The National Weather Service in Wilmington has issued a high rip current risk, which is in effect from Friday morning through Friday evening.
Dangerous rip currents will exist all day, but the strongest rip currents will occur within two hours on either side of low tide, about noon, and near jetties and piers.
Rip currents are powerful channels of water flowing quickly away from shore, which occur most often at low spots or breaks in the sandbar and in the vicinity of structures such as groins, jetties, and piers.
Although it may look like the perfect day to swim in the ocean, lifeguards familiar with these waters said conditions like these can be dangerous to anyone attempting to go for a swim.
"Basically what happens is people, once they get into these rip currents, it pulls them out, people panic, and that's when they get in trouble," said Wesley Cox of Lack's Beach Service.
Cox suggested swimmers pay attention to lifeguards and beach patrol officers, along with flags and posted signs.
"We also have another ordinance that the lifeguards can advise if they need to come in closer as far as waist-deep. And of course, whatever the water conditions are, we'll keep bringing the people in as needed," Cox said.

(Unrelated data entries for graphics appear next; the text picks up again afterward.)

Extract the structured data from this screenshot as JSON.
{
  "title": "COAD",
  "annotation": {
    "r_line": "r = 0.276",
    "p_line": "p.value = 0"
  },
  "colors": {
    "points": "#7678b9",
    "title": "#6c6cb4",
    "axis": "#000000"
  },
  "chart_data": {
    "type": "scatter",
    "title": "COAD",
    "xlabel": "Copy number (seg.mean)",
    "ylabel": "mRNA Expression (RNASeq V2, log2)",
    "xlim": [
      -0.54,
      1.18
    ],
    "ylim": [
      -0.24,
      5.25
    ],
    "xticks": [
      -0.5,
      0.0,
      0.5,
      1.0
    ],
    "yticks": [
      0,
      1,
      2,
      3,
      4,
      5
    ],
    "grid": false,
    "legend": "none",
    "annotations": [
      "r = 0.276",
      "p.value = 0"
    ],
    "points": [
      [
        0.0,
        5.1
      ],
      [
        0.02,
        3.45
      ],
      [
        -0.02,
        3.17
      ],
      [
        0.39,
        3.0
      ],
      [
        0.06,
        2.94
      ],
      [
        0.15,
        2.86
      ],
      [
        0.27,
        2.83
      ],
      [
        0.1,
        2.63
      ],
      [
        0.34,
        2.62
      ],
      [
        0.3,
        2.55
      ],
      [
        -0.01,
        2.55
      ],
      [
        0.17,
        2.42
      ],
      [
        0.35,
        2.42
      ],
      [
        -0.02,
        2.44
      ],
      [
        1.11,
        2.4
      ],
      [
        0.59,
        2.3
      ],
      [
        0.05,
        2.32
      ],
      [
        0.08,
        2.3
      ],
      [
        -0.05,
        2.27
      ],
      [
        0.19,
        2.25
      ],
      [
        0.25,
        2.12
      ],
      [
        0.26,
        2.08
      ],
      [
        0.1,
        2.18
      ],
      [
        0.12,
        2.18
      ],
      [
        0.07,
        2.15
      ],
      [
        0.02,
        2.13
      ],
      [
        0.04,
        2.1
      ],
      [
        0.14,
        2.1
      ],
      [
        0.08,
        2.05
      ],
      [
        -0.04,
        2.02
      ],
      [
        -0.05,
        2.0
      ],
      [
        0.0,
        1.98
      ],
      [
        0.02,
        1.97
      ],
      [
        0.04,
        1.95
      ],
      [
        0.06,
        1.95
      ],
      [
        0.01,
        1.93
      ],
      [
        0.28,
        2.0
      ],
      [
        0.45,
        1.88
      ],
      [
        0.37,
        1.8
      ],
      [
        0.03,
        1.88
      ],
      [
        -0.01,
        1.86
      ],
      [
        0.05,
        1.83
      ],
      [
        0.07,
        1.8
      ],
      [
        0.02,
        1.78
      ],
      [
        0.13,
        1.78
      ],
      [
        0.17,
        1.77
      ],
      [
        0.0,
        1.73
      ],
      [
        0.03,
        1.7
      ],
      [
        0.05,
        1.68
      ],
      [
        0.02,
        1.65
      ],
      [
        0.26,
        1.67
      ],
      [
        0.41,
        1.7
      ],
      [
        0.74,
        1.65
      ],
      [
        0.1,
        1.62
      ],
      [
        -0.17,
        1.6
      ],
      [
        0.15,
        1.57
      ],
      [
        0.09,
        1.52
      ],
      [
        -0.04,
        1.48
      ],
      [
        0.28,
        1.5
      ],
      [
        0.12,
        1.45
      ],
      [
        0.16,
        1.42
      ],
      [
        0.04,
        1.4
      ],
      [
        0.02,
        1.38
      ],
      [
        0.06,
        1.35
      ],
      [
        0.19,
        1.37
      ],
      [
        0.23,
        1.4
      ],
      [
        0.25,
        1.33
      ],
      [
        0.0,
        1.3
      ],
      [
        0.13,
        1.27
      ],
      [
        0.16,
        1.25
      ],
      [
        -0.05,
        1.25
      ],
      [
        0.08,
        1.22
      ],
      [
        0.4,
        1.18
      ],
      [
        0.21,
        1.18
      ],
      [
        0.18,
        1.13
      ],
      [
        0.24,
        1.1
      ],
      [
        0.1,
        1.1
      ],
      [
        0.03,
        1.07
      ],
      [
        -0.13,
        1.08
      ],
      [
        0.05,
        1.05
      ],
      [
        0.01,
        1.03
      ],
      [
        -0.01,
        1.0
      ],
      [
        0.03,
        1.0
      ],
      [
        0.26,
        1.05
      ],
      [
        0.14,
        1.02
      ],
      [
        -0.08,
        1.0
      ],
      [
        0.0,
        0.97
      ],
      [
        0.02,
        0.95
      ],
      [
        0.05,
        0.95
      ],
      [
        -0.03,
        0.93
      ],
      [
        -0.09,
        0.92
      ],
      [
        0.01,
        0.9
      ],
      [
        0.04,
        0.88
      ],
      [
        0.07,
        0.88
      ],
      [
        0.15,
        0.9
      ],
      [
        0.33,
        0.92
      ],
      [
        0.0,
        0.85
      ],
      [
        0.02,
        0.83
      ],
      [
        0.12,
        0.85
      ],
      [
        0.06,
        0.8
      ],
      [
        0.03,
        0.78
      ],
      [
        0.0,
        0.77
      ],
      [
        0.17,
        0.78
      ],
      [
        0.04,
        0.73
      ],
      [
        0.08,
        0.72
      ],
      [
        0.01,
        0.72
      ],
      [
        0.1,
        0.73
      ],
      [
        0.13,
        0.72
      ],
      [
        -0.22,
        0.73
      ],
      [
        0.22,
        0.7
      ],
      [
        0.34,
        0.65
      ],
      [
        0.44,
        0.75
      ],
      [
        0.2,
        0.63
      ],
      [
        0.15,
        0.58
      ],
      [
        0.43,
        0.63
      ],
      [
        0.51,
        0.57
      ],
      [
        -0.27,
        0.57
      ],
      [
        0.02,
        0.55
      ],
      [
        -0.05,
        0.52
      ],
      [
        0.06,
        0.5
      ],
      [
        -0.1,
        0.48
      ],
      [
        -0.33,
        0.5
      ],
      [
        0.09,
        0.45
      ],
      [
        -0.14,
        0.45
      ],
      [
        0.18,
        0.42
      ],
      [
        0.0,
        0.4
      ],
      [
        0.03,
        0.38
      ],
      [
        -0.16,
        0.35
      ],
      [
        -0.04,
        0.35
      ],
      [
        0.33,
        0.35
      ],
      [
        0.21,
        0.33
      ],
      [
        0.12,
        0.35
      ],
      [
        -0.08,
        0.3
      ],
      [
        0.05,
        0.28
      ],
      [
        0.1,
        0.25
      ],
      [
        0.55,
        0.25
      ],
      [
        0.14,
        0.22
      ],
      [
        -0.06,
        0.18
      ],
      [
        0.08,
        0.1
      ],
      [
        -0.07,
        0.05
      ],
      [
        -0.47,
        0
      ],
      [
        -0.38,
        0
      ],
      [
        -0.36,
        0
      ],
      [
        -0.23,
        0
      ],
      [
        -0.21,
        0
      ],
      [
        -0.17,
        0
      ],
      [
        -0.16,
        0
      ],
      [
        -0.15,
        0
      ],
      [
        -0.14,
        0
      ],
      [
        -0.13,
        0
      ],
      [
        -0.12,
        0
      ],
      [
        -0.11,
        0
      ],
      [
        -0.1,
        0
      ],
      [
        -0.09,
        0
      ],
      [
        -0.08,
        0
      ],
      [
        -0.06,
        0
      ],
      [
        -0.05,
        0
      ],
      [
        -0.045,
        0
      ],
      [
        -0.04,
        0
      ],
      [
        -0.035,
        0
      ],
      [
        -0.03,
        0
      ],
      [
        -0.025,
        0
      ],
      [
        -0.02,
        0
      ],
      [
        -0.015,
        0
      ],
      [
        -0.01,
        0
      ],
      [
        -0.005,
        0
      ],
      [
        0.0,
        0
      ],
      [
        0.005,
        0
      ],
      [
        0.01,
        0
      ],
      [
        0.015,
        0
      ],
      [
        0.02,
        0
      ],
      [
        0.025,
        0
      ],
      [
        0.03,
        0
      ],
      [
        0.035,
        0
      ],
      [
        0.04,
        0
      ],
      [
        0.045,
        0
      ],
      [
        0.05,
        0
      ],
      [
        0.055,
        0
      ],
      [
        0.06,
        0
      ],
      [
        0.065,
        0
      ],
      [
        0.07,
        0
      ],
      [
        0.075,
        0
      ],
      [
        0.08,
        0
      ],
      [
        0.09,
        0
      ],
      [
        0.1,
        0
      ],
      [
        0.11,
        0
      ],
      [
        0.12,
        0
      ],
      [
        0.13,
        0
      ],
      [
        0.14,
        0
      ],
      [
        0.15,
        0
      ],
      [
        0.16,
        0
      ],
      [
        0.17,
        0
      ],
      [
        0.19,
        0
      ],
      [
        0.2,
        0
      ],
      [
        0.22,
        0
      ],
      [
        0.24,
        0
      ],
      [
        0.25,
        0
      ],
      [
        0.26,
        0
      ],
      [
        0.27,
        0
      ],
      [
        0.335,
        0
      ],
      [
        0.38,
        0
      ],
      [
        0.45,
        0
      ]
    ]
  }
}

It's especially important for older individuals to know their body's limits and take into account any medical history before stepping foot in the water.
"When we get older and our hormone levels change, our muscles aren't nearly as strong. We can't ask our muscles to do as much as work as we did normally," said Dr. Dennis Rhoades of Doctor's Care.
If you become caught in a rip current, do not panic. Remain calm and begin to swim parallel to shore. Once you are away from the force of the rip current, begin to swim back to the beach.
North Myrtle Beach lifeguards performed 98 water rescues Thursday, which they said could be a record.